En este sentido, la autora no ahorra detalles sobre los fusilamientos, incendios, pillaje y todo tipo de actos criminales de los alemanes especialmente durante la entrada en Bélgica, un país neutral cuya resistencia desató la ira germana. También nos describe el papel jugado por la propaganda y cómo los aliados la supieron emplear con mayor destreza que los alemanes. Así, el incendio de Lieja o la destrucción del casco histórico y la biblioteca de Lovaina fueron empleadas para ganar a la opinión pública de los países neutrales y poder alegar que su lucha era la de la civilización frente a la barbarie. También la difusión de noticias sobre los asesinatos, tomas de rehenes, venganzas colectivas contra pueblos enteros sirvieron para que la defensa del frente fuera aún más firme, logrando una adhesión total de la población civil que sabía que se enfrentaba a la victoria o la muerte como única alternativa.

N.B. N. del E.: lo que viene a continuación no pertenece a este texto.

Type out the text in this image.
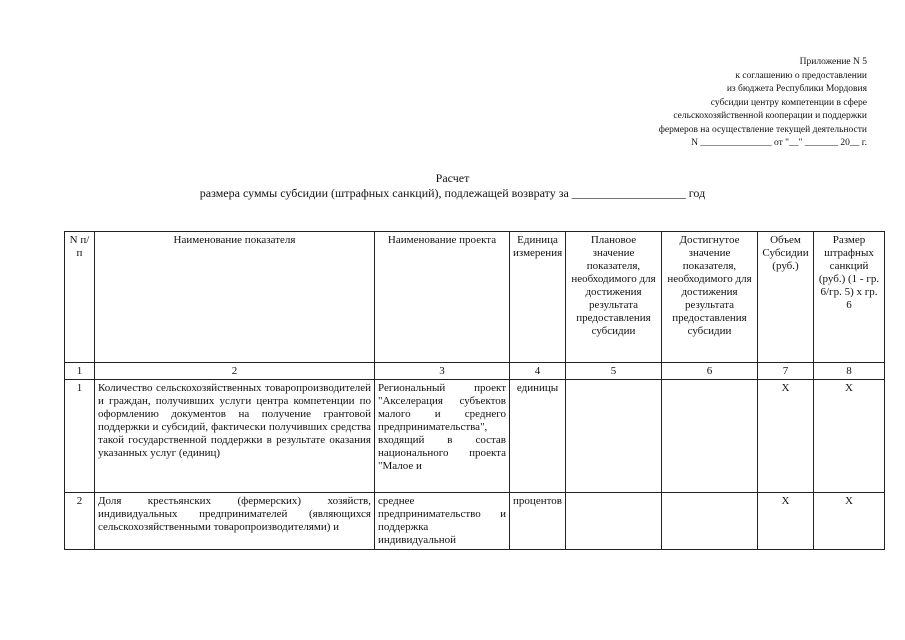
Приложение N 5
к соглашению о предоставлении
из бюджета Республики Мордовия
субсидии центру компетенции в сфере
сельскохозяйственной кооперации и поддержки
фермеров на осуществление текущей деятельности
N _______________ от "__" _______ 20__ г.
Расчет
размера суммы субсидии (штрафных санкций), подлежащей возврату за ___________________ год
N п/п	Наименование показателя	Наименование проекта	Единица измерения	Плановое значение показателя, необходимого для достижения результата предоставления субсидии	Достигнутое значение показателя, необходимого для достижения результата предоставления субсидии	Объем Субсидии (руб.)	Размер штрафных санкций (руб.) (1 - гр. 6/гр. 5) x гр. 6
1	2	3	4	5	6	7	8
1	Количество сельскохозяйственных товаропроизводителей и граждан, получивших услуги центра компетенции по оформлению документов на получение грантовой поддержки и субсидий, фактически получивших средства такой государственной поддержки в результате оказания указанных услуг (единиц)	Региональный проект "Акселерация субъектов малого и среднего предпринимательства", входящий в состав национального проекта "Малое и	единицы			X	X
2	Доля крестьянских (фермерских) хозяйств, индивидуальных предпринимателей (являющихся сельскохозяйственными товаропроизводителями) и	среднее предпринимательство и поддержка индивидуальной	процентов			X	X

El recorrido histórico concluye en los márgenes previos a la batalla del Marne, es decir, cuando el frente, tras detenerse el avance alemán, va a quedar prácticamente estabilizado durante los cuatro años siguientes en una espantosa guerra de trincheras que desangraría a a varias generaciones europeas.
Resulta contradictorio disfrutar de la lectura de un libro que narra hechos tan violentos y catastróficos como los aquí descritos. Sin embargo, Tuchman sabe encontrar un perfecto equilibrio entre la diplomacia de salón o de gabinete de guerra y el hedor a muerte en los campos de Flandes, de manera que la lectura nunca se resiente.
Sin duda, los tiempos cambian y hoy este texto merece innumerables reproches desde un punto de vista científico, pese a lo que, ya se ha dicho, su lectura sigue resultando avasalladora y amena, un modo de escribir y narrar la historia que ha ido desapareciendo en favor de la frialdad y el dato, olvidando que si la Historia la construyen las personas, y también éstas deben ser quienes la escriban.